The Modern Antiquarian. Stone Circles, Ancient Sites, Neolithic Monuments, Ancient Monuments, Prehistoric Sites, Megalithic MysteriesThe Modern Antiquarian

Port Meadow Round Hill

Round Barrow(s)


Just over a month later, and happened to be near the Round Hill again under a burning hot August sun; so thought I'd pay it a visit, now we're acquainted. What a difference to early July! All the vegetation had died down, or been eaten by the cattle, and the barrow was clearly exposed to view.

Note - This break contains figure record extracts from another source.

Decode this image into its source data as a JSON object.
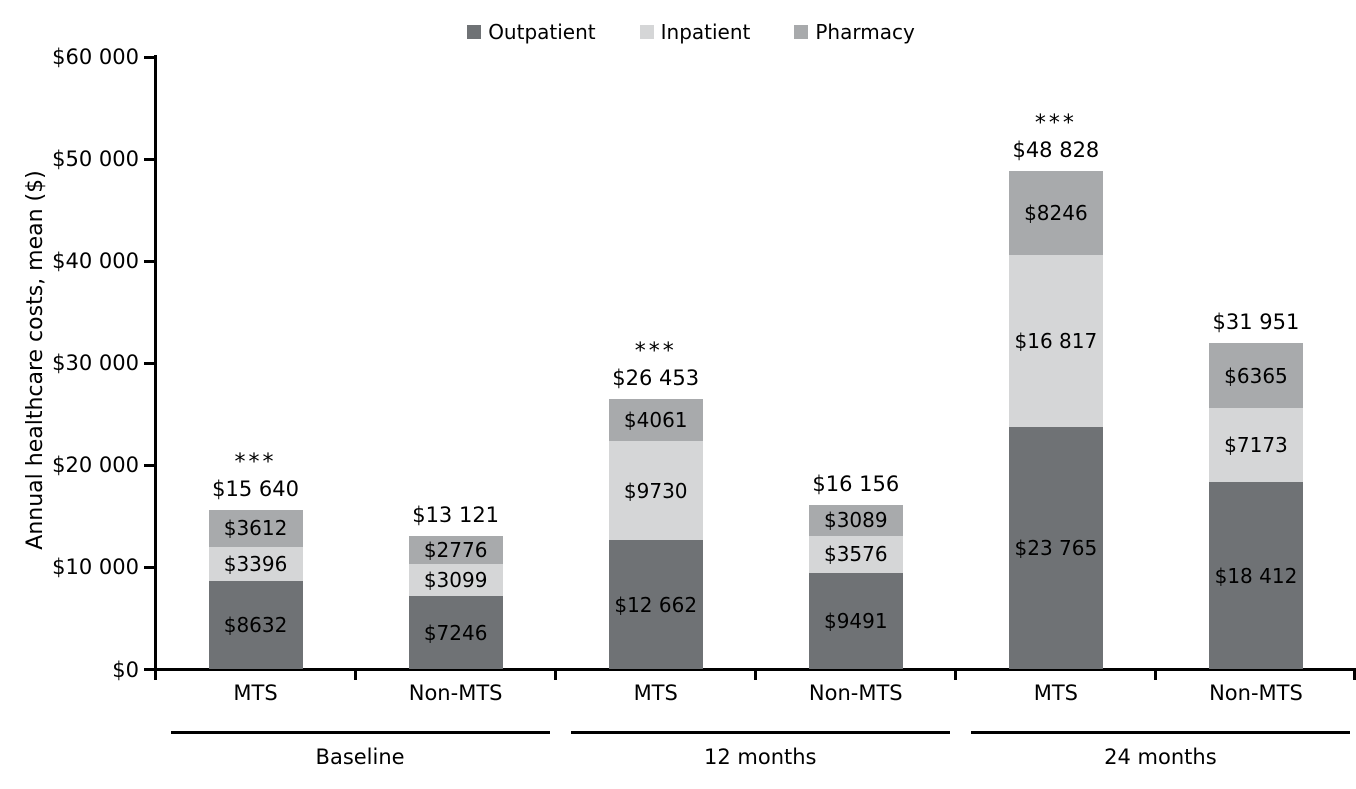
{
  "chart_data": {
    "type": "stacked-bar",
    "ylabel": "Annual healthcare costs, mean ($)",
    "ylim": [
      0,
      60000
    ],
    "ytick_step": 10000,
    "ytick_labels": [
      "$0",
      "$10 000",
      "$20 000",
      "$30 000",
      "$40 000",
      "$50 000",
      "$60 000"
    ],
    "grid": "off",
    "legend_position": "top-center",
    "series": [
      {
        "name": "Outpatient",
        "color": "#6f7275"
      },
      {
        "name": "Inpatient",
        "color": "#d5d6d7"
      },
      {
        "name": "Pharmacy",
        "color": "#a8aaac"
      }
    ],
    "groups": [
      {
        "label": "Baseline",
        "bars": [
          {
            "label": "MTS",
            "significance": "***",
            "total": 15640,
            "total_label": "$15 640",
            "segments": [
              {
                "series": "Outpatient",
                "value": 8632,
                "label": "$8632"
              },
              {
                "series": "Inpatient",
                "value": 3396,
                "label": "$3396"
              },
              {
                "series": "Pharmacy",
                "value": 3612,
                "label": "$3612"
              }
            ]
          },
          {
            "label": "Non-MTS",
            "significance": "",
            "total": 13121,
            "total_label": "$13 121",
            "segments": [
              {
                "series": "Outpatient",
                "value": 7246,
                "label": "$7246"
              },
              {
                "series": "Inpatient",
                "value": 3099,
                "label": "$3099"
              },
              {
                "series": "Pharmacy",
                "value": 2776,
                "label": "$2776"
              }
            ]
          }
        ]
      },
      {
        "label": "12 months",
        "bars": [
          {
            "label": "MTS",
            "significance": "***",
            "total": 26453,
            "total_label": "$26 453",
            "segments": [
              {
                "series": "Outpatient",
                "value": 12662,
                "label": "$12 662"
              },
              {
                "series": "Inpatient",
                "value": 9730,
                "label": "$9730"
              },
              {
                "series": "Pharmacy",
                "value": 4061,
                "label": "$4061"
              }
            ]
          },
          {
            "label": "Non-MTS",
            "significance": "",
            "total": 16156,
            "total_label": "$16 156",
            "segments": [
              {
                "series": "Outpatient",
                "value": 9491,
                "label": "$9491"
              },
              {
                "series": "Inpatient",
                "value": 3576,
                "label": "$3576"
              },
              {
                "series": "Pharmacy",
                "value": 3089,
                "label": "$3089"
              }
            ]
          }
        ]
      },
      {
        "label": "24 months",
        "bars": [
          {
            "label": "MTS",
            "significance": "***",
            "total": 48828,
            "total_label": "$48 828",
            "segments": [
              {
                "series": "Outpatient",
                "value": 23765,
                "label": "$23 765"
              },
              {
                "series": "Inpatient",
                "value": 16817,
                "label": "$16 817"
              },
              {
                "series": "Pharmacy",
                "value": 8246,
                "label": "$8246"
              }
            ]
          },
          {
            "label": "Non-MTS",
            "significance": "",
            "total": 31951,
            "total_label": "$31 951",
            "segments": [
              {
                "series": "Outpatient",
                "value": 18412,
                "label": "$18 412"
              },
              {
                "series": "Inpatient",
                "value": 7173,
                "label": "$7173"
              },
              {
                "series": "Pharmacy",
                "value": 6365,
                "label": "$6365"
              }
            ]
          }
        ]
      }
    ]
  }
}
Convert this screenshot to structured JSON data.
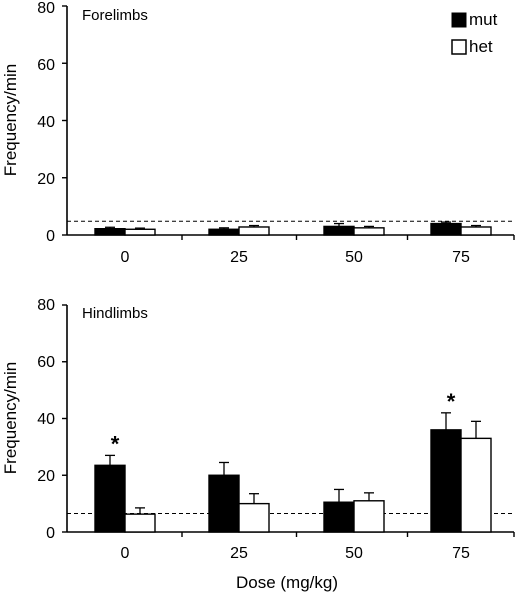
{
  "chart_data": [
    {
      "type": "bar",
      "title": "Forelimbs",
      "ylabel": "Frequency/min",
      "xlabel": "",
      "ylim": [
        0,
        80
      ],
      "yticks": [
        "0",
        "20",
        "40",
        "60",
        "80"
      ],
      "categories": [
        "0",
        "25",
        "50",
        "75"
      ],
      "series": [
        {
          "name": "mut",
          "color": "#000000",
          "values": [
            2.2,
            2.0,
            3.0,
            4.0
          ],
          "errors": [
            0.5,
            0.5,
            1.0,
            0.5
          ]
        },
        {
          "name": "het",
          "color": "#ffffff",
          "values": [
            2.0,
            2.8,
            2.5,
            2.8
          ],
          "errors": [
            0.4,
            0.5,
            0.5,
            0.5
          ]
        }
      ],
      "reference_line": 4.8,
      "significance": [],
      "legend": {
        "position": "top-right",
        "entries": [
          "mut",
          "het"
        ]
      }
    },
    {
      "type": "bar",
      "title": "Hindlimbs",
      "ylabel": "Frequency/min",
      "xlabel": "Dose (mg/kg)",
      "ylim": [
        0,
        80
      ],
      "yticks": [
        "0",
        "20",
        "40",
        "60",
        "80"
      ],
      "categories": [
        "0",
        "25",
        "50",
        "75"
      ],
      "series": [
        {
          "name": "mut",
          "color": "#000000",
          "values": [
            23.5,
            20.0,
            10.5,
            36.0
          ],
          "errors": [
            3.5,
            4.5,
            4.5,
            6.0
          ]
        },
        {
          "name": "het",
          "color": "#ffffff",
          "values": [
            6.3,
            10.0,
            11.0,
            33.0
          ],
          "errors": [
            2.2,
            3.5,
            2.8,
            6.0
          ]
        }
      ],
      "reference_line": 6.5,
      "significance": [
        {
          "category": "0",
          "label": "*"
        },
        {
          "category": "75",
          "label": "*"
        }
      ]
    }
  ]
}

It's much bigger than I'd previously thought, and neither is it entirely 'round'. There seems to be an additional bit of barrow to the most circular, raised bit; and I wonder if it had originally been a long barrow rather than a round barrow. Standing on top of the highest bit, and looking eastwards, this would certainly appear to be the case, as does looking side-on from the south. I measured it approximately in paces; the circular part of the barrow is about 54x48 feet, and if one adds on the the slightly flatter long bit, is 114x54 feet. I would say that this longer measurement makes it something in the region of half the length of Wayland's Smithy. But sort of all flopped out, like an exhausted spaniel.

Interestingly, if it is a long barrow, it also lies on an east-west axis, with the high bit in the west. This west face also looks straight across to Wytham and Hinksey Hills (which were steaming gently like a Javanese rainforest in this unseasonal August heatwave), so therefore offers a pleasant view from the broad expanse of the meadow. I wondered about Goddess in the Landscape stuff.

This is another thing that made me wonder if it's a melting longbarrow; it lies on a water meadow which is home to free roaming grazing cattle and horses since before the Domesday Book. Is it possible that it has sunk due to erosion and flooding?

It's still gorgeous and lovely, and tugs me back every time I try to leave.